El último comunicado del Centro Nacional de Huracanes (NHC, por sus siglas en inglés) confirmó la formación del primer huracán de la actual temporada de ciclones en el océano Atlántico. Lo que era la tormenta tropical Erin alcanzó vientos para ahora ser considerado como un huracán de categoría 1 en la escala Saffir-Simpson.
El sistema se mueve hacia el noroeste del Caribe y en próximos días podría alcanzar categorías mayores de huracán. El actual pronóstico de su ruta no refleja afectaciones directas para el territorio cubano o Florida.
Erin se encuentra a unas 460 millas (760 km) al este de las islas Leeward y avanza a una velocidad de 18 millas por hora (29 km/h) hacia el oeste, con vientos sostenidos de 75 millas por hora (120 km/h).

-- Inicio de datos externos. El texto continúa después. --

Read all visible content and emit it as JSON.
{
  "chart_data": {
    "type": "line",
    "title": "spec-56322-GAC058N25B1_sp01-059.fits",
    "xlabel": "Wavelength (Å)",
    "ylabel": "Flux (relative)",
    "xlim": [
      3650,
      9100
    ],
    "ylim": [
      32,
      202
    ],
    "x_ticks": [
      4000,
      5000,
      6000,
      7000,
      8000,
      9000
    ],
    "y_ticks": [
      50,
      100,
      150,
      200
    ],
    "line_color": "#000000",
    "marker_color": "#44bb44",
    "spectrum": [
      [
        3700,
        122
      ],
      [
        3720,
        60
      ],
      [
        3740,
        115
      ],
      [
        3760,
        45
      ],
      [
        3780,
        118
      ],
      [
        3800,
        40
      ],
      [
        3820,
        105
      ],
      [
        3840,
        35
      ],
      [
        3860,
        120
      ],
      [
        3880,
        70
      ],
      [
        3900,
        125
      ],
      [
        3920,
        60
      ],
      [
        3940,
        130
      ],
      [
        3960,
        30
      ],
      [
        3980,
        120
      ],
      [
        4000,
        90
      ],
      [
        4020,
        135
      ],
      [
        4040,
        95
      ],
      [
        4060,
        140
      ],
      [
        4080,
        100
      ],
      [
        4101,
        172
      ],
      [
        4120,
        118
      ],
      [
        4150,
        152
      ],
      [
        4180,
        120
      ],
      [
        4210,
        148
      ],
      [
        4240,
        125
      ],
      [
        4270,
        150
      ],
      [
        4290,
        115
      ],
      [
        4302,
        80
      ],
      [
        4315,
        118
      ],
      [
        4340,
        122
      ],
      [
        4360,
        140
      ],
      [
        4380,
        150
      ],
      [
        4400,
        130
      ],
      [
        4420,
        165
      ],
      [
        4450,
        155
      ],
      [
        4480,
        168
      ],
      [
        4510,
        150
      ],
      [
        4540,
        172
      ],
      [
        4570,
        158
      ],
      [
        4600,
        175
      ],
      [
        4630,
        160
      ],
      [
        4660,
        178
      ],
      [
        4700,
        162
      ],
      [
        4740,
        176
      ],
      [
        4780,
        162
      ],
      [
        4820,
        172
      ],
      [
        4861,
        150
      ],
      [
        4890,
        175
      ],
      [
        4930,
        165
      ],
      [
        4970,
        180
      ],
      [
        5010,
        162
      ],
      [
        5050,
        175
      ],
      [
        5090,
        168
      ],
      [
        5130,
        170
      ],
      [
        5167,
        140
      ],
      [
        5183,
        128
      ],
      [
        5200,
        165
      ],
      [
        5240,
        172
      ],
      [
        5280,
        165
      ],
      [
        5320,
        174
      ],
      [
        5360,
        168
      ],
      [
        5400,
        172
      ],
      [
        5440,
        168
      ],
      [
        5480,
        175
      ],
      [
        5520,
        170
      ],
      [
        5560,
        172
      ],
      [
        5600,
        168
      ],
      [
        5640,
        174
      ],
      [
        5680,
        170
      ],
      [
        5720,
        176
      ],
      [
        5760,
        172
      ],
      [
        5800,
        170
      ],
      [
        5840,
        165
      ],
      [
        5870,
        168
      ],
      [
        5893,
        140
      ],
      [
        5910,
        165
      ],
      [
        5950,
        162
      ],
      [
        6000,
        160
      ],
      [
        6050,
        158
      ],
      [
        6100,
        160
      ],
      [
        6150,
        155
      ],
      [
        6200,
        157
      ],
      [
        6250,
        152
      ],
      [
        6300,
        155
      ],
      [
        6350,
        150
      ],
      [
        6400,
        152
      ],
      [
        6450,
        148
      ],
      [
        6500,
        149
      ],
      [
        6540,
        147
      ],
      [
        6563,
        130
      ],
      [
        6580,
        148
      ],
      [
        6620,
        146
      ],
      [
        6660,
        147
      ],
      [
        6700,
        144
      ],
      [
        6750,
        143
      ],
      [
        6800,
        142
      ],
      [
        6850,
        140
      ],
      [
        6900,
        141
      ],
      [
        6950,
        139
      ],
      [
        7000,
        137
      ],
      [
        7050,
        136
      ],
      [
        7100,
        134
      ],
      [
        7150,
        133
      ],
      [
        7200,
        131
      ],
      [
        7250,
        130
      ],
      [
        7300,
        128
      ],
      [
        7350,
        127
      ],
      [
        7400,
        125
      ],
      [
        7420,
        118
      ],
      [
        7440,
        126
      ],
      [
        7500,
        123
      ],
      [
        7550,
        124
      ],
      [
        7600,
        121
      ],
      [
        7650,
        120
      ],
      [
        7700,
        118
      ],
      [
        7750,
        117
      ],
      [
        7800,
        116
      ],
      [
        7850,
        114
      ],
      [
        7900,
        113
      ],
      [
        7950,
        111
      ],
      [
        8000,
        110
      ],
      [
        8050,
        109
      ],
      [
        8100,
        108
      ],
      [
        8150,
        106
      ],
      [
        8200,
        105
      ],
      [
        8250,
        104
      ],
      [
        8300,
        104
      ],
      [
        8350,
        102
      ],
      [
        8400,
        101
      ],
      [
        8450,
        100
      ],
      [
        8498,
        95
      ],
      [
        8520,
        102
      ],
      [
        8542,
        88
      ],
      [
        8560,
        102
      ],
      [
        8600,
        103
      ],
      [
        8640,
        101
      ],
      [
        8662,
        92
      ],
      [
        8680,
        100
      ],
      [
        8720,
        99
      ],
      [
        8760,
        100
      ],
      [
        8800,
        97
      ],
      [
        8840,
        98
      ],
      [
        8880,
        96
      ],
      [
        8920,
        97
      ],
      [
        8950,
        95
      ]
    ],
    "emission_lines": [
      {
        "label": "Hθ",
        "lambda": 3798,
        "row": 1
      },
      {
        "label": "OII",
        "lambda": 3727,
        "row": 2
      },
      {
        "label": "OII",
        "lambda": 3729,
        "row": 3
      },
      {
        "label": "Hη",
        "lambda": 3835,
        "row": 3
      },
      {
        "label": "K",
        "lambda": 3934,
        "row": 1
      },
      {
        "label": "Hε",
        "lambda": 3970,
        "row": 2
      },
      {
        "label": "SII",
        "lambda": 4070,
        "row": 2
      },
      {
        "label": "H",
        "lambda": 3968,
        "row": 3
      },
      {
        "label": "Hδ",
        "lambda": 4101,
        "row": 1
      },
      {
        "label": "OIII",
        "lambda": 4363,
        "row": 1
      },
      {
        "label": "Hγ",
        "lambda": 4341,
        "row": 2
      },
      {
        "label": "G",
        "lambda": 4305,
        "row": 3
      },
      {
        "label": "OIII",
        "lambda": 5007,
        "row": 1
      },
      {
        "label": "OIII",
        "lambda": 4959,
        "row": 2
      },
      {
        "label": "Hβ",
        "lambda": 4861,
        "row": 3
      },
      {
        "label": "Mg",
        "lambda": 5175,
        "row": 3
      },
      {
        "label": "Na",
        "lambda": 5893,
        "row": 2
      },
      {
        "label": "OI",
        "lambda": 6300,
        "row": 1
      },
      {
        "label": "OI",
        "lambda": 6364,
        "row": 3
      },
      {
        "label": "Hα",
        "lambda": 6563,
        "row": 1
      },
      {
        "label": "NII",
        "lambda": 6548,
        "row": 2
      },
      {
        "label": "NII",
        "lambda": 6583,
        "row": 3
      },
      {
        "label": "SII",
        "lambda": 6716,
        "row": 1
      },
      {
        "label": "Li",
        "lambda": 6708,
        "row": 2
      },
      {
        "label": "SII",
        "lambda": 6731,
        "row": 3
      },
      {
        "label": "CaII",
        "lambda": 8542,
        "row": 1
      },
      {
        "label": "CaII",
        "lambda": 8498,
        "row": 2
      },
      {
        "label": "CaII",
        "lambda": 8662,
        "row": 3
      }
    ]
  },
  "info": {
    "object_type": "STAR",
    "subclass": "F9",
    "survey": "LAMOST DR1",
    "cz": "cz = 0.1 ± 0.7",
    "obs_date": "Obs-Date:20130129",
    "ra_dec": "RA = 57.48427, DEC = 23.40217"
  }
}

Se espera que el huracán pase cerca o al norte de las islas Leeward este sábado, lo que mantiene en alerta a varios territorios del Caribe. El NHC ha emitido avisos de tormenta Anguila, Barbuda, San Martín, San Bartolomé, Saba, San Eustaquio y San Martín.
Estos avisos indican que se pueden presentar condiciones de tormenta tropical en las próximas 48 horas. Además, el NHC ha instado a Puerto Rico, las Islas Vírgenes y las islas Leeward a mantener un monitoreo cercano de la trayectoria del ciclón.
El Centro también ha advertido sobre fuertes lluvias que comenzarán a caer el viernes por la noche en Antigua y Barbuda, las Islas Vírgenes de los Estados Unidos y Británicas, y en el sur y este de Puerto Rico. Se pronostican lluvias de hasta cuatro pulgadas, con algunas áreas que podrían recibir hasta seis pulgadas de lluvia.
Según Michael Lowry, especialista en huracanes y experto en marejadas ciclónicas, se espera que Erin gire bruscamente hacia el noreste, lo que la situaría entre EEUU y Bermudas en los próximos días.
Aunque las previsiones actuales mantienen a Erin al este del territorio continental estadounidense, el NHC ha señalado que aún existe incertidumbre sobre los efectos que el huracán podría causar en las Bahamas, la costa este estadounidense y las Bermudas a largo plazo.
Se espera que a partir de la próxima semana, las costas de la región este de EEUU, especialmente Carolina del Norte, enfrenten olas peligrosas y corrientes de resaca, con olas de hasta 15 pies (4,5 metros) que podrían provocar erosión en las playas.
Erin es la quinta tormenta con nombre de la temporada de huracanes en el Atlántico, que se extiende del 1 de junio al 30 de noviembre. Anteriormente, se formaron Andrea, Barry, Chantal y Dexter.
La Administración Nacional Oceánica y Atmosférica (NOAA, por sus siglas en inglés) ha señalado que las condiciones atmosféricas y oceánicas continúan favoreciendo una temporada ciclónica más activa de lo habitual.
En su actualización de agosto, la agencia revisó sus pronósticos y estimó que entre 13 y 18 tormentas tropicales con nombre podrían formarse durante el resto de la temporada. De estas, entre 5 y 9 tienen el potencial de convertirse en huracanes, y entre 2 y 5 podrían alcanzar la categoría 3 o superior, lo que implica huracanes de gran intensidad con vientos capaces de causar destrucción.
Los próximos ciclones llevarán los nombres de Fernand, Gabrielle, Humberto, Imelda, Jerry, Karen, Lorenzo, Melissa, Néstor, Olga, Pablo, Rebekah, Sebastien, Tanya, Van y Wendy.